As Trump told club members that exchanges with journalists were “always a lot of fun” and said all “know the news is fake”, the US death toll rose to 161,356, an increase of 1,245 in 24 hours.

Confirmed cases are 4,941,796, with another 58,213 on Thursday.

“For The Sake of America”

Pelosi and Schumer pleaded with the Administration after they reduced their overall package from $3.4 trillion to $2 trillion, “Meet us in the middle — for God’s sake, please — for the sake of America, meet us in the middle.”

Mnuchin and Meadows demanded more cuts to any aid for state and local governments, and further details about the revival of lapsed unemployment benefits.

With the White House saying the reduction to $200/week is “quite generous”, Mnuchin said after a meeting of more than an hour in Pelosi’s office, “I don’t want to speculate as to whether there is an agreement or not. We will continue to try to get an agreement that’s in the best interest of the people, and that’s why we’re here.”

But Meadows pointed to the executive orders: “This is not a perfect answer — we’ll be the first ones to say that. But it is all that we can do and all the president can do within the confines of his executive power, and we’re going to encourage him to do it.”

Trump used Twitter to rail against any help for states and cities, repeating his slur about Coronavirus as communities across the US face a surge in the pandemic:

He also tried to reverse news on the economic downturn, insisting that a recovery of 1.8 million jobs in July was a great success.

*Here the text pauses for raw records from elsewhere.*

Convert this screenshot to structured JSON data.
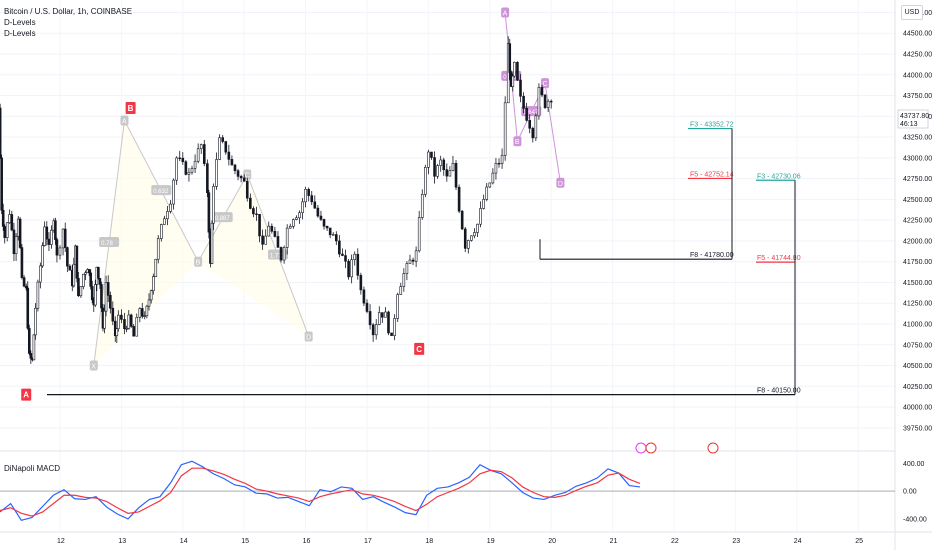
{
  "header": {
    "symbol_title": "Bitcoin / U.S. Dollar, 1h, COINBASE",
    "indicators": [
      "D-Levels",
      "D-Levels"
    ],
    "currency": "USD"
  },
  "macd_panel": {
    "title": "DiNapoli MACD",
    "axis_labels": [
      "400.00",
      "0.00",
      "-400.00"
    ]
  },
  "price_tag": {
    "value": "43737.80",
    "countdown": "46:13"
  },
  "chart_data": {
    "type": "candlestick",
    "symbol": "Bitcoin / U.S. Dollar",
    "timeframe": "1h",
    "ylim": [
      39700,
      44900
    ],
    "y_ticks": [
      "44750.00",
      "44500.00",
      "44250.00",
      "44000.00",
      "43750.00",
      "43500.00",
      "43250.00",
      "43000.00",
      "42750.00",
      "42500.00",
      "42250.00",
      "42000.00",
      "41750.00",
      "41500.00",
      "41250.00",
      "41000.00",
      "40750.00",
      "40500.00",
      "40250.00",
      "40000.00",
      "39750.00"
    ],
    "x_ticks": [
      "12",
      "13",
      "14",
      "15",
      "16",
      "17",
      "18",
      "19",
      "20",
      "21",
      "22",
      "23",
      "24",
      "25"
    ],
    "price_path": [
      [
        11.0,
        43600
      ],
      [
        11.05,
        42400
      ],
      [
        11.1,
        42050
      ],
      [
        11.18,
        42350
      ],
      [
        11.25,
        41900
      ],
      [
        11.32,
        42300
      ],
      [
        11.38,
        41500
      ],
      [
        11.45,
        41400
      ],
      [
        11.5,
        40600
      ],
      [
        11.55,
        40550
      ],
      [
        11.6,
        41200
      ],
      [
        11.68,
        41700
      ],
      [
        11.75,
        42200
      ],
      [
        11.82,
        41900
      ],
      [
        11.9,
        42300
      ],
      [
        11.95,
        41800
      ],
      [
        12.05,
        42150
      ],
      [
        12.12,
        41700
      ],
      [
        12.2,
        41500
      ],
      [
        12.25,
        41900
      ],
      [
        12.3,
        41300
      ],
      [
        12.38,
        41600
      ],
      [
        12.45,
        41700
      ],
      [
        12.5,
        41500
      ],
      [
        12.55,
        41200
      ],
      [
        12.6,
        41700
      ],
      [
        12.65,
        41500
      ],
      [
        12.7,
        40900
      ],
      [
        12.75,
        41500
      ],
      [
        12.82,
        41200
      ],
      [
        12.9,
        40800
      ],
      [
        12.95,
        41100
      ],
      [
        13.05,
        40950
      ],
      [
        13.12,
        41050
      ],
      [
        13.2,
        40850
      ],
      [
        13.3,
        41200
      ],
      [
        13.38,
        41050
      ],
      [
        13.45,
        41300
      ],
      [
        13.52,
        41600
      ],
      [
        13.6,
        42000
      ],
      [
        13.7,
        42300
      ],
      [
        13.8,
        42500
      ],
      [
        13.9,
        43000
      ],
      [
        14.0,
        42900
      ],
      [
        14.1,
        42800
      ],
      [
        14.2,
        43000
      ],
      [
        14.3,
        43150
      ],
      [
        14.4,
        42600
      ],
      [
        14.45,
        41700
      ],
      [
        14.5,
        42700
      ],
      [
        14.6,
        43200
      ],
      [
        14.7,
        43100
      ],
      [
        14.8,
        42900
      ],
      [
        14.9,
        42800
      ],
      [
        15.0,
        42700
      ],
      [
        15.1,
        42450
      ],
      [
        15.2,
        42300
      ],
      [
        15.3,
        41900
      ],
      [
        15.4,
        42200
      ],
      [
        15.5,
        42000
      ],
      [
        15.6,
        41800
      ],
      [
        15.7,
        42150
      ],
      [
        15.8,
        42300
      ],
      [
        15.9,
        42350
      ],
      [
        16.0,
        42600
      ],
      [
        16.1,
        42500
      ],
      [
        16.2,
        42300
      ],
      [
        16.3,
        42150
      ],
      [
        16.4,
        42100
      ],
      [
        16.5,
        42000
      ],
      [
        16.6,
        41800
      ],
      [
        16.7,
        41600
      ],
      [
        16.8,
        41850
      ],
      [
        16.9,
        41400
      ],
      [
        17.0,
        41200
      ],
      [
        17.1,
        40900
      ],
      [
        17.2,
        41150
      ],
      [
        17.3,
        41100
      ],
      [
        17.4,
        40800
      ],
      [
        17.5,
        41400
      ],
      [
        17.6,
        41600
      ],
      [
        17.7,
        41750
      ],
      [
        17.8,
        41850
      ],
      [
        17.9,
        42600
      ],
      [
        18.0,
        43100
      ],
      [
        18.1,
        42800
      ],
      [
        18.2,
        42950
      ],
      [
        18.3,
        42750
      ],
      [
        18.4,
        42900
      ],
      [
        18.5,
        42400
      ],
      [
        18.6,
        41950
      ],
      [
        18.7,
        42100
      ],
      [
        18.8,
        42200
      ],
      [
        18.9,
        42500
      ],
      [
        19.0,
        42700
      ],
      [
        19.1,
        42900
      ],
      [
        19.2,
        43000
      ],
      [
        19.3,
        44350
      ],
      [
        19.35,
        43800
      ],
      [
        19.4,
        44100
      ],
      [
        19.5,
        43700
      ],
      [
        19.6,
        43500
      ],
      [
        19.7,
        43300
      ],
      [
        19.8,
        43800
      ],
      [
        19.9,
        43650
      ],
      [
        20.0,
        43737.8
      ]
    ],
    "candle_series_note": "",
    "patterns": [
      {
        "name": "grey-abcd",
        "points": [
          {
            "label": "X",
            "x": 12.55,
            "y": 40500
          },
          {
            "label": "A",
            "x": 13.05,
            "y": 43450
          },
          {
            "label": "B",
            "x": 14.25,
            "y": 41750
          },
          {
            "label": "C",
            "x": 15.05,
            "y": 42800
          },
          {
            "label": "D",
            "x": 16.05,
            "y": 40850
          }
        ],
        "ratios": [
          "0.78",
          "0.632",
          "0.887",
          "1.772"
        ]
      },
      {
        "name": "purple-abcd",
        "points": [
          {
            "label": "A",
            "x": 19.25,
            "y": 44750
          },
          {
            "label": "B",
            "x": 19.45,
            "y": 43200
          },
          {
            "label": "C",
            "x": 19.9,
            "y": 43900
          },
          {
            "label": "D",
            "x": 20.15,
            "y": 42700
          }
        ],
        "ratios": [
          "0.639",
          "1.647"
        ]
      }
    ],
    "pivot_labels": [
      {
        "label": "A",
        "x": 11.45,
        "y": 40150,
        "color": "#f23645"
      },
      {
        "label": "B",
        "x": 13.15,
        "y": 43600,
        "color": "#f23645"
      },
      {
        "label": "C",
        "x": 17.85,
        "y": 40700,
        "color": "#f23645"
      }
    ],
    "levels": [
      {
        "label": "F3 - 43352.72",
        "value": 43352.72,
        "color": "#26a69a"
      },
      {
        "label": "F5 - 42752.14",
        "value": 42752.14,
        "color": "#f23645"
      },
      {
        "label": "F8 - 41780.00",
        "value": 41780.0,
        "color": "#131722"
      },
      {
        "label": "F3 - 42730.06",
        "value": 42730.06,
        "color": "#26a69a"
      },
      {
        "label": "F5 - 41744.80",
        "value": 41744.8,
        "color": "#f23645"
      },
      {
        "label": "F8 - 40150.00",
        "value": 40150.0,
        "color": "#131722"
      }
    ],
    "macd": {
      "ylim": [
        -560,
        520
      ],
      "fast": [
        -300,
        -180,
        -420,
        -380,
        -220,
        -60,
        20,
        -110,
        -120,
        -80,
        -230,
        -330,
        -400,
        -240,
        -120,
        -80,
        120,
        380,
        430,
        350,
        250,
        180,
        90,
        60,
        -30,
        -40,
        -100,
        -90,
        -150,
        -210,
        20,
        -10,
        60,
        40,
        -120,
        -80,
        -160,
        -230,
        -310,
        -340,
        -60,
        40,
        60,
        120,
        200,
        380,
        300,
        250,
        120,
        -20,
        -100,
        -120,
        -60,
        -20,
        70,
        120,
        190,
        320,
        260,
        80,
        60
      ],
      "slow": [
        -280,
        -240,
        -320,
        -360,
        -300,
        -180,
        -60,
        -60,
        -90,
        -100,
        -150,
        -240,
        -320,
        -300,
        -220,
        -140,
        -20,
        220,
        330,
        330,
        290,
        240,
        170,
        110,
        30,
        0,
        -40,
        -70,
        -100,
        -150,
        -80,
        -40,
        -10,
        20,
        -40,
        -60,
        -100,
        -150,
        -220,
        -280,
        -190,
        -80,
        -20,
        40,
        120,
        250,
        300,
        280,
        190,
        60,
        -20,
        -80,
        -90,
        -60,
        10,
        70,
        120,
        230,
        260,
        170,
        110
      ]
    }
  }
}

The gain is far less than the 4.8 million jobs recovered in June, leaving the US 12.9 million jobs down from February. More than 56 million applications for unemployment benefit have been filed since mid-March, with 20 straight weeks of more than 1 million filings.

The figures indicated that the economy is slowing again after the lifting of restrictions of businesses, demanded by Trump for his re-election, from early May.

“The easy hiring that was done in May and June has been exhausted,” said Michelle Meyer, head of US economics at Bank of America. “With many companies not running at full capacity, it becomes harder to get that incremental worker back in.”

The Labor Department’s official survey records 16.3 million Americans as unemployed, but more than 30 million have been receiving some form of unemployment benefit.